Step by Step in Python

It is possible that you will need to customize things further. This section describes the step-by-step approach from within Python. Note that there is additional code within mk_db() that may be required.

Get Started

Start the main catalog and set your private ID_KEY:

id_key = 'TEST_ID'
maindb, tkeys = spbu.start_maindb(id_key)

This sets a global variable within specdb.build.utils

Grab Files

The grab_files() method searches through a given branch to find all FITS files and a meta parameter file. By default, the code ignores any files with the following extensions: ‘c.fits’, ‘C.fits’, ‘e.fits’, ‘E.fits’, ‘N.fits’, ‘old.fits’.

Here is an example call:

branch = specdb.__path__[0]+'/data/test_privateDB/ESI/'
flux_files, meta_file, custom_meta_table = pbuild.grab_files(branch)

Meta

From the list of FITS files, a META table is generated. The redshift table must be supplied (as an astropy Table). Here is an example call:

meta = pbuild.mk_meta(flux_files, ztbl, fname=True, mdict=mdict, parse_head=pdict, skip_badz=True)

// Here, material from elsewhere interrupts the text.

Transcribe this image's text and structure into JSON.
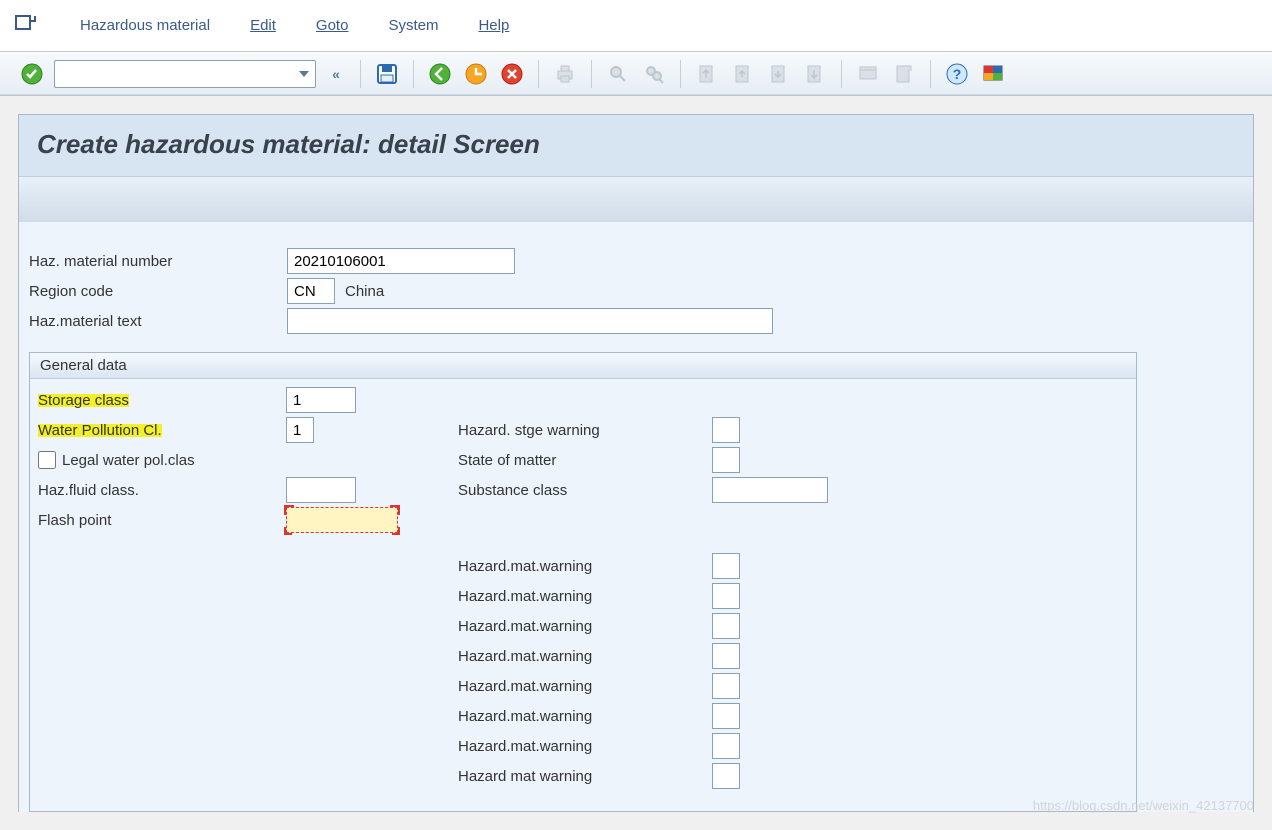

The fname flag indicates that the RA/DEC are to be parsed from the FITS filename. The skip_badz flag allows the code to skip sources that are not cross-matched to redshift table (instead of terminating).

Add Groups and IDs

Update the main catalog and fiddle about with a few tags in the meta table. Also update the group dict:

gdict = {}
flag_g = spbu.add_to_group_dict('COS', gdict)
maindb = pbuild.add_ids(maindb, meta, flag_g, tkeys, id_key, first=(flag_g==1))

The group dict is eventually written to the HDF5 file.

Ingest Spectra

The ingest_spectra() method loops through the spectral files, reads each, and populates a hdf5 dataset. It also converts the meta table into a separate, parallel hdf5 dataset.

Here is an example:

hdf = h5py.File('tmp.hdf5','w')
pbuild.ingest_spectra(hdf, 'test', meta, max_npix=50000)

Finish

Before writing, the code tests whether the meta data tables can be stacked using the specdb.utils.clean_vstack() method. This may be required for queries of the meta data and spectra extraction. The code will hit a pdb.set_trace() if this fails.

Write the catalog and close the HDF5 file.:

zpri = [str('SDSS'), str('BOSS')]
pbuild.write_hdf(hdf, 'TEST_DB', maindb, zpri, gdict, 'v01')

Also writes the creation date and sets the version. zpri is a list of strings indicating the priority given to redshift assignment.